I was sitting quietly with my eyes frozen at those flowers. Studying every petal to its last detail. My mind wandered into scenes of macabre. My head spinning with the ideas of what would have this man done the next. I could see his eyes welling up in an unsaid form of frenzy. She is still, in his heart an obsession. She was for him everything unattainable. I asked him, "What did you do about it?"
He looked at me and smiled, "Nothing, that you are thinking. For all the darkness in me there is a light in me. The very light that created you and the family I today have. She was, the white canvas of my darkness. I looked at her, I was possessed by her thought, she was my singular delight and intent for those college years. She still is within me, but not without me. My darkness started and ended with her, my darkness was for her and dear, I do not touch my darkness. I took from her, what was mine: her surrender and melted away in time. A few months there was a news that she had met with an accident and might have died, but then there are gossips surrounding people shrouded in mystery. A friend told me and I just nodded to give this information a pass. If you ask me, she must be successful and happy, sipping tea in her loving home."
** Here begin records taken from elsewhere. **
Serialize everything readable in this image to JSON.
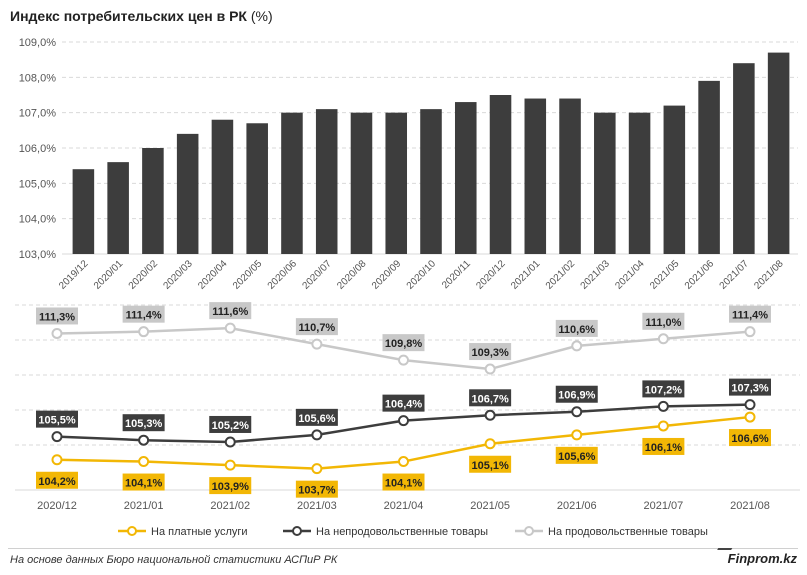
{
  "title": {
    "main": "Индекс потребительских цен в РК",
    "unit": "(%)"
  },
  "footer": {
    "source": "На основе данных Бюро национальной статистики АСПиР РК",
    "brand": "Finprom.kz"
  },
  "colors": {
    "bar": "#3d3d3d",
    "services": "#f2b705",
    "nonfood": "#3d3d3d",
    "food": "#c8c8c8",
    "grid": "#d9d9d9",
    "axis_text": "#555555"
  },
  "chart_data": [
    {
      "type": "bar",
      "categories": [
        "2019/12",
        "2020/01",
        "2020/02",
        "2020/03",
        "2020/04",
        "2020/05",
        "2020/06",
        "2020/07",
        "2020/08",
        "2020/09",
        "2020/10",
        "2020/11",
        "2020/12",
        "2021/01",
        "2021/02",
        "2021/03",
        "2021/04",
        "2021/05",
        "2021/06",
        "2021/07",
        "2021/08"
      ],
      "values": [
        105.4,
        105.6,
        106.0,
        106.4,
        106.8,
        106.7,
        107.0,
        107.1,
        107.0,
        107.0,
        107.1,
        107.3,
        107.5,
        107.4,
        107.4,
        107.0,
        107.0,
        107.2,
        107.9,
        108.4,
        108.7
      ],
      "ylim": [
        103.0,
        109.0
      ],
      "yticks": [
        "103,0%",
        "104,0%",
        "105,0%",
        "106,0%",
        "107,0%",
        "108,0%",
        "109,0%"
      ],
      "grid": true
    },
    {
      "type": "line",
      "categories": [
        "2020/12",
        "2021/01",
        "2021/02",
        "2021/03",
        "2021/04",
        "2021/05",
        "2021/06",
        "2021/07",
        "2021/08"
      ],
      "series": [
        {
          "name": "На платные услуги",
          "values": [
            104.2,
            104.1,
            103.9,
            103.7,
            104.1,
            105.1,
            105.6,
            106.1,
            106.6
          ],
          "labels": [
            "104,2%",
            "104,1%",
            "103,9%",
            "103,7%",
            "104,1%",
            "105,1%",
            "105,6%",
            "106,1%",
            "106,6%"
          ]
        },
        {
          "name": "На непродовольственные товары",
          "values": [
            105.5,
            105.3,
            105.2,
            105.6,
            106.4,
            106.7,
            106.9,
            107.2,
            107.3
          ],
          "labels": [
            "105,5%",
            "105,3%",
            "105,2%",
            "105,6%",
            "106,4%",
            "106,7%",
            "106,9%",
            "107,2%",
            "107,3%"
          ]
        },
        {
          "name": "На продовольственные товары",
          "values": [
            111.3,
            111.4,
            111.6,
            110.7,
            109.8,
            109.3,
            110.6,
            111.0,
            111.4
          ],
          "labels": [
            "111,3%",
            "111,4%",
            "111,6%",
            "110,7%",
            "109,8%",
            "109,3%",
            "110,6%",
            "111,0%",
            "111,4%"
          ]
        }
      ],
      "legend_position": "bottom",
      "grid": true
    }
  ]
}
Mother called for us in the kitchen, we went to help her with the breakfast and tea. In the past half an hour, my mind had wandered places. I was amused, then curious, in between I felt discomfort at the prospect of my father having a darker side to him. Now, I am smiling, it is funny, how we picture our parents to be this perfect image. It takes just a few lines, few minutes to judge them for the very same traits that we have. We, forget to acknowledge our parents as humans, those with flaws, history, dark and their very own stories of shame. I looked at my father, he gave out a guilty smile. Now, that I know him as another human, he was afraid of love lost. I smiled back at him in assurance and passed the cup of tea I just poured.
"Do not be suspicious of your father. I shifted the blame on him so, that he does not speculate about me." My mother said in a firm whisper, as I walked and stood by her side in the kitchen counter and goaded her to join the breakfast.
I looked at her and she had a face mixed with panic and a resolution to tell it all. Looks like the lilies brought in some sweet surprises for me.